The social contract will break in California and the rest of the Southwest (and don’t forget Mexico, which also has water rights from the Colorado and a reason to contest them). This will occur even if the fastest, man-on-the-moon–style conversion to renewables is attempted starting tomorrow.

This means, the very very rich will take the best for themselves and leave the rest of us to marinate in the consequences — to hang, in other words. (For a French-Saudi example of that, read this. Typical “the rich are always entitled” behavior.) This means war between the industries, regions, classes. The rich didn’t get where they are, don’t stay where they are, by surrender.

Government will have to decide between the wealthy and the citizenry. How do you expect that to go?
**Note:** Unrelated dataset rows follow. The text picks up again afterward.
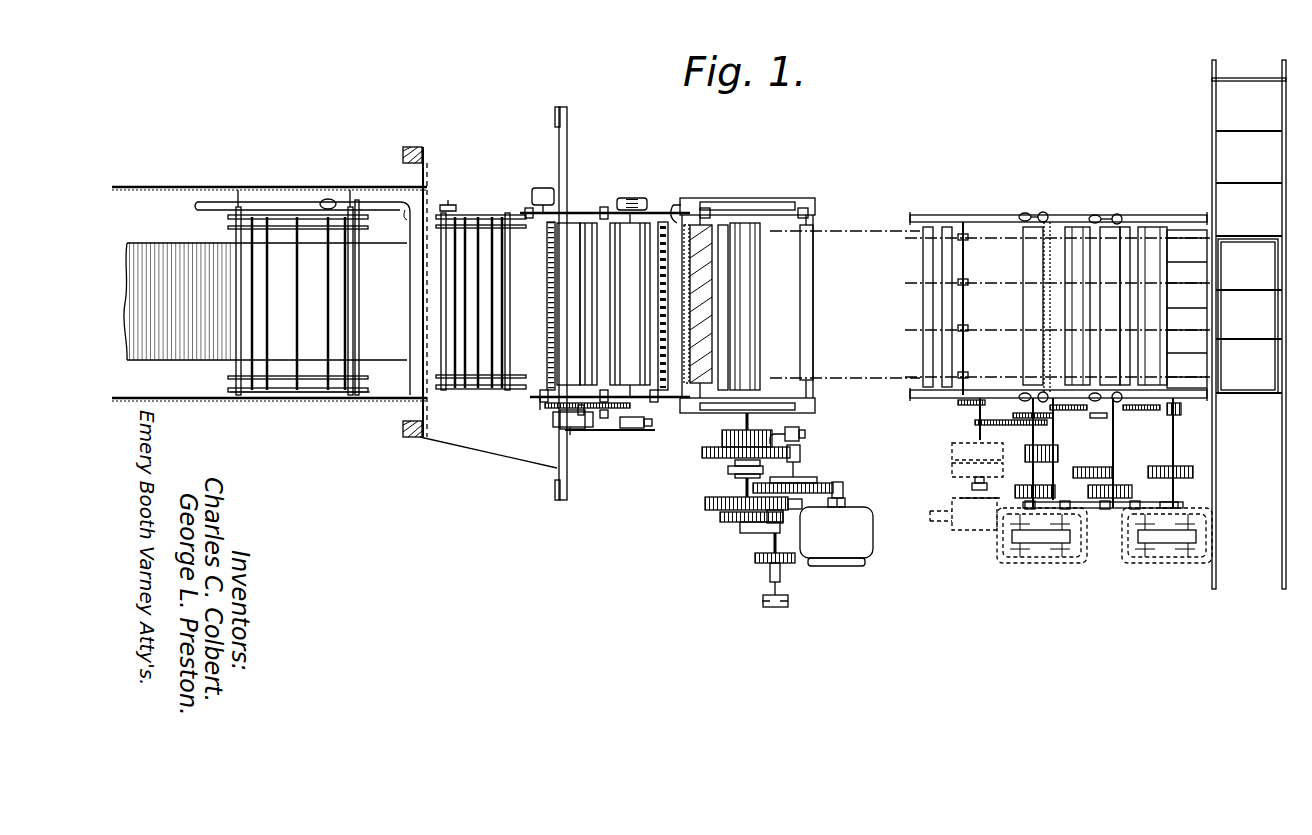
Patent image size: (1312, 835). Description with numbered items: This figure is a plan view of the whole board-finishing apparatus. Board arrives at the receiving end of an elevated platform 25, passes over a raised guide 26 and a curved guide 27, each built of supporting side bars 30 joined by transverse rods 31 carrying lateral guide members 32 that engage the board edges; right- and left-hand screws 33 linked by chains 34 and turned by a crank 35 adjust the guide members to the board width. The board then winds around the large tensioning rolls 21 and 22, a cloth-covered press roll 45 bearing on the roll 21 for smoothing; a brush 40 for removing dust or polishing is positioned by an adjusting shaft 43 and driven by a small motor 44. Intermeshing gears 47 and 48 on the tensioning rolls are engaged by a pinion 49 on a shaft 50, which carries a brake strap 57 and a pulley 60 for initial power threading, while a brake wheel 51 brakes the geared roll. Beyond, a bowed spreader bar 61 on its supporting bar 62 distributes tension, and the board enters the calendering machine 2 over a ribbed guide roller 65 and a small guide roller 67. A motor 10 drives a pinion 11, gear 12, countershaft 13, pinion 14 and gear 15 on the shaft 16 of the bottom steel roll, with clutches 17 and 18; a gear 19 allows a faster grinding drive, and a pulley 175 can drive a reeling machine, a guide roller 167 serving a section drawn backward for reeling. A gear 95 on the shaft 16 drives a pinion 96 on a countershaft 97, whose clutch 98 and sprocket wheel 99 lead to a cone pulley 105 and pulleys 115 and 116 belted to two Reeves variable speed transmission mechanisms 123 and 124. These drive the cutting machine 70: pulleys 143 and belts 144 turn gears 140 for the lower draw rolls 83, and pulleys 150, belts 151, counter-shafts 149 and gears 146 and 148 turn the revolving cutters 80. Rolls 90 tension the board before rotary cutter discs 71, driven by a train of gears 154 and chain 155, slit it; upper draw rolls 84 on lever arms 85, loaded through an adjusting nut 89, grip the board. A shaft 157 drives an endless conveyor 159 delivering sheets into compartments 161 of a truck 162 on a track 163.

The calendering machine 2 is at (747, 290).
The motor 10 is at (836, 532).
The pinion 11 is at (845, 487).
The gear 12 is at (820, 483).
The countershaft 13 is at (787, 427).
The pinion 14 is at (800, 452).
The gear 15 is at (702, 452).
The shaft 16 is at (745, 420).
The clutch 17 is at (805, 477).
The clutch 18 is at (730, 462).
The gear 19 is at (705, 500).
The tensioning roll 21 is at (568, 304).
The tensioning roll 22 is at (630, 305).
The elevated platform 25 is at (176, 352).
The raised guide 26 is at (311, 400).
The curved guide 27 is at (458, 406).
The supporting side bars 30 is at (278, 217).
The transverse rods 31 is at (328, 290).
The lateral guide members 32 is at (283, 230).
The screws 33 is at (345, 273).
The chains 34 is at (291, 215).
The crank 35 is at (336, 200).
The chain 40 is at (553, 325).
The adjusting shaft 43 is at (540, 408).
The motor 44 is at (540, 188).
The press roll 45 is at (588, 268).
The gear 47 is at (590, 412).
The gear 48 is at (560, 406).
The pinion 49 is at (604, 420).
The shaft 50 is at (640, 418).
The brake wheel 51 is at (566, 420).
The strap 57 is at (630, 198).
The pulley 60 is at (628, 431).
The spreader bar 61 is at (663, 222).
The supporting bar 62 is at (676, 210).
The guide roller 65 is at (705, 277).
The small guide roller 67 is at (726, 328).
The cutting machine 70 is at (1058, 274).
The rotary cutter discs 71 is at (967, 278).
The revolving cutters 80 is at (1088, 227).
The lower draw rolls 83 is at (1030, 303).
The upper draw rolls 84 is at (1075, 227).
The lever arms 85 is at (1025, 213).
The adjusting nut 89 is at (1043, 212).
The rolls 90 is at (950, 275).
The gear 95 is at (720, 516).
The pinion 96 is at (784, 519).
The countershaft 97 is at (773, 541).
The clutch 98 is at (768, 570).
The sprocket wheel 99 is at (755, 558).
The cone pulley 105 is at (955, 530).
The pulley 115 is at (952, 470).
The pulley 116 is at (952, 452).
The Reeves variable speed transmission mechanism 123 is at (1042, 548).
The Reeves variable speed transmission mechanism 124 is at (1167, 548).
The gears 140 is at (1036, 420).
The pulleys 143 is at (972, 487).
The belts 144 is at (1100, 508).
The gears 146 is at (1020, 413).
The gears 148 is at (1178, 415).
The counter-shafts 149 is at (1224, 441).
The pulleys 150 is at (1090, 470).
The belts 151 is at (1190, 470).
The train of gears 154 is at (965, 406).
The chain 155 is at (975, 423).
The shaft 157 is at (1052, 484).
The endless conveyor 159 is at (1200, 282).
The compartments 161 is at (1225, 174).
The truck 162 is at (1206, 104).
The track 163 is at (1282, 505).
The guide roller 167 is at (814, 305).
The pulley 175 is at (722, 436).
Government dithering and the increase in social conflict will delay real solutions until a wake-up moment. Then the real market will kick in — the market for agricultural land and the market for urban property. Both will start to decline in absolute value. If there’s a mass awareness moment when all of a sudden people in and out of the Southwest “get it,” those markets will collapse. Hedge funds will sell their interests in California agriculture as bad investments; urban populations will level, then shrink; the fountains in Las Vagas and the golf courses in Scottsdale will go brown and dry, collapsing those populations and economies as well.

Ask yourself — If you were thirty with a small family, would you move to Phoenix or Los Angeles County if the “no water” writing were on the wall and the population declining? Answer: Only if you had to, because land and housing would be suddenly affordable.

All of which means that the American Southwest has most likely passed a tipping point — over the cliff, but with a long way to the bottom to go.